What the U.S. also learned, however, was that drones constitute an effective military tool in an extremely narrow strategic context. They are well-suited either in direct support of a broader military campaign, or to conduct targeted killing operations against a technologically unsophisticated enemy.

In a nutshell, then, the very contexts in which we have seen drones deployed. Northern Pakistan, along with a few other regions in the world, remain conducive to drone usage given a lack of air defenses, poor media coverage, and difficulties in accessing the region.

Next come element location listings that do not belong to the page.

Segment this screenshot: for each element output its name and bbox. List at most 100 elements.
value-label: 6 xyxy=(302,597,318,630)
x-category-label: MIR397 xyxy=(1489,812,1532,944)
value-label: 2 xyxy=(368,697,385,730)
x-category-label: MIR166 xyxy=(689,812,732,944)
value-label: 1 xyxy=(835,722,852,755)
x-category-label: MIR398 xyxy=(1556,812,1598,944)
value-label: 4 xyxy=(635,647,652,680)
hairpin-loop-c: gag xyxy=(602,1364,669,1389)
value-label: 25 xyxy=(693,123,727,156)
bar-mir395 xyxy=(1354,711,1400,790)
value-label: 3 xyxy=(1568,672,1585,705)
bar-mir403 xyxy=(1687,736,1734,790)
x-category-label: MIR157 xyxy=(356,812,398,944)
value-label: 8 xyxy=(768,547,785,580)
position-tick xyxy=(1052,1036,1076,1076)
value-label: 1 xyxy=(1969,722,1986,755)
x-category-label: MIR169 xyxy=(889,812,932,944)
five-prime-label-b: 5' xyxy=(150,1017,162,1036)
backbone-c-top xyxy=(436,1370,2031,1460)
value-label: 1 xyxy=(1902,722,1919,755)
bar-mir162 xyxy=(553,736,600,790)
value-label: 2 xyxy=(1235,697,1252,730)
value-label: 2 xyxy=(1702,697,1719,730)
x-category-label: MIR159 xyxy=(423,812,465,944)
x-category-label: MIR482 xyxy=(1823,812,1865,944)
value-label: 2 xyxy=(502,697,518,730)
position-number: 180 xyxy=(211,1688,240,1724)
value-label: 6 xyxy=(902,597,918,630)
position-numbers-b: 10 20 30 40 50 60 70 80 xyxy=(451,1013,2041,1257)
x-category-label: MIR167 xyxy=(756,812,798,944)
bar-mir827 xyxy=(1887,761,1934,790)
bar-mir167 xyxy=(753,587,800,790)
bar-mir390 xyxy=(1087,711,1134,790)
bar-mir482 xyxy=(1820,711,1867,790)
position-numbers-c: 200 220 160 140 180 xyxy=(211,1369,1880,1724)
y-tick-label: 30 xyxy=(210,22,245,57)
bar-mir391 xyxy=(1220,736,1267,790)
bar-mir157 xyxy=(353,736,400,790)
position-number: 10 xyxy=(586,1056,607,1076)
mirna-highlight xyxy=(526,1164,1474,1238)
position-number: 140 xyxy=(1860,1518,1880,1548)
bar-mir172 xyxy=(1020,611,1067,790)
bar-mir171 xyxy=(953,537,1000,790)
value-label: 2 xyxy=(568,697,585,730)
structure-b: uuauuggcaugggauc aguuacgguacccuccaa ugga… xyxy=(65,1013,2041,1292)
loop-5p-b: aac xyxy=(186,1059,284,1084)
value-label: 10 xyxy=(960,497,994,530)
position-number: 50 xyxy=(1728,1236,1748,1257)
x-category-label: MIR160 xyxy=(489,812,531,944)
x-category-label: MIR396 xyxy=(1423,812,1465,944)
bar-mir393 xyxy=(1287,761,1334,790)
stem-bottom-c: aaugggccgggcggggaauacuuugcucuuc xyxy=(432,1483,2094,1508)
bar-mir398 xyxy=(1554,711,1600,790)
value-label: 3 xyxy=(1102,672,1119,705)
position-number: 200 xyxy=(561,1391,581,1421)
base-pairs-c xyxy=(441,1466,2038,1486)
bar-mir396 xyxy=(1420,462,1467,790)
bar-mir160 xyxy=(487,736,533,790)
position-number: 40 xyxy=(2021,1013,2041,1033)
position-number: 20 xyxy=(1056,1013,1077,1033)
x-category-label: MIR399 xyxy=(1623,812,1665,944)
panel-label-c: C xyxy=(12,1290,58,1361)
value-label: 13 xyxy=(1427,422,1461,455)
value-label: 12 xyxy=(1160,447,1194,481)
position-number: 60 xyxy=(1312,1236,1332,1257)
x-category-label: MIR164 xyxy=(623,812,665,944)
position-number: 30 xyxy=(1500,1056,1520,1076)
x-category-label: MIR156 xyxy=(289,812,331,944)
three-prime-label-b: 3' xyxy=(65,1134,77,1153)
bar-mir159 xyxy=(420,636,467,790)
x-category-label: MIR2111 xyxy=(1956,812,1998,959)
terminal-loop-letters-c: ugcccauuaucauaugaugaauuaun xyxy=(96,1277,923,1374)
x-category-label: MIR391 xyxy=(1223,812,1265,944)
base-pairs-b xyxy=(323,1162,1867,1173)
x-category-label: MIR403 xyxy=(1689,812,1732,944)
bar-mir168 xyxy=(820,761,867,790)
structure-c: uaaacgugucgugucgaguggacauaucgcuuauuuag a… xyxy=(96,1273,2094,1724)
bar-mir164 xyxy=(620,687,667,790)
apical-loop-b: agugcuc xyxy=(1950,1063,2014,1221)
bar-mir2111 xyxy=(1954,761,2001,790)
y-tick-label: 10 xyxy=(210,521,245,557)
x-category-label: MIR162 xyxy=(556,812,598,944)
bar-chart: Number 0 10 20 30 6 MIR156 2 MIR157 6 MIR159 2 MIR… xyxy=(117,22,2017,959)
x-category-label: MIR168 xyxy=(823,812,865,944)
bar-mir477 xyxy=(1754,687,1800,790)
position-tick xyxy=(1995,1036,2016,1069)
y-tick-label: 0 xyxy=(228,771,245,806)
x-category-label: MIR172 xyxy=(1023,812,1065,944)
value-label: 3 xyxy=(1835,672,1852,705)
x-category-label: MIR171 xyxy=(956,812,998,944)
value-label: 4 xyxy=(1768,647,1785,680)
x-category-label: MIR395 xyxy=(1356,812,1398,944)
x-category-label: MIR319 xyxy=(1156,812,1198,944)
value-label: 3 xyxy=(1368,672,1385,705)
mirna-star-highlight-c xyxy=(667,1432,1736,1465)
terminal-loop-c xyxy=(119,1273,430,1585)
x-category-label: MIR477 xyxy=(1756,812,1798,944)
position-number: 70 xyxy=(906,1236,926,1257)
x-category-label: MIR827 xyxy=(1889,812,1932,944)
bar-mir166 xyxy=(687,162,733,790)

Non-state actors, on the other hand, have even more reasons to steer clear of drones:

— First, they are wildly expensive.  At $15 million, the average weaponized drone is less costly than an F-16 fighter jet, yet much pricier than the significantly cheaper, yet equally damaging options terrorist groups could pursue.
— Those alternatives would also be relatively more difficult to trace back to an organization than an unmanned aerial vehicle, with all the technical and logistical planning its operation would pose.
— Weaponized drones are not easily deployable. Most require runways in order to be launched, which means that any non-state actor would likely require state sponsorship to operate a drone. Such sponsorship is unlikely given the political and diplomatic consequences the sponsoring state would certainly face.
— Finally, drones require an extensive team of on-the-ground experts to ensure their successful operation. According to the U.S. Air Force, 168 individuals are needed to operate a Predator drone, including a pilot, maintenance personnel and surveillance analysts.

In short, the doomsday drone scenario Ignatieff and Sharkey predict results from an excessive focus on rapidly-evolving military technology.

Instead, we must return to what we know about state behavior in an anarchistic international order. Nations will confront the same principles of deterrence, for example, when deciding to launch a targeted killing operation regardless of whether they conduct it through a drone or a covert amphibious assault team.

Drones may make waging war more domestically palatable, but they don’t change the very serious risks of retaliation for an attacking state. Any state otherwise deterred from using force abroad will not significantly increase its power projection on account of acquiring drones.

What’s more, the very states whose use of drones could threaten U.S. security – countries like China – are not democratic, which means that the possible political ramifications of the low risk of casualties resulting from drone use are irrelevant. For all their military benefits, putting drones into play requires an ability to meet the political and security risks associated with their use.

Despite these realities, there remain a host of defensible arguments one could employ to discredit the Obama drone strategy. The legal justification for targeted killings in areas not internationally recognized as war zones is uncertain at best.

Further, the short-term gains yielded by targeted killing operations in Pakistan, Somalia and Yemen, while debilitating to Al Qaeda leadership in the short-term, may serve to destroy already tenacious bilateral relations in the region and radicalize local populations.

Yet, the past decade’s experience with drones bears no evidence of impending instability in the global strategic landscape. Conflict may not be any less likely in the era of drones, but the nature of 21st Century warfare remains fundamentally unaltered despite their arrival in large numbers.

Joseph Singh is a researcher at the Center for a New American Security.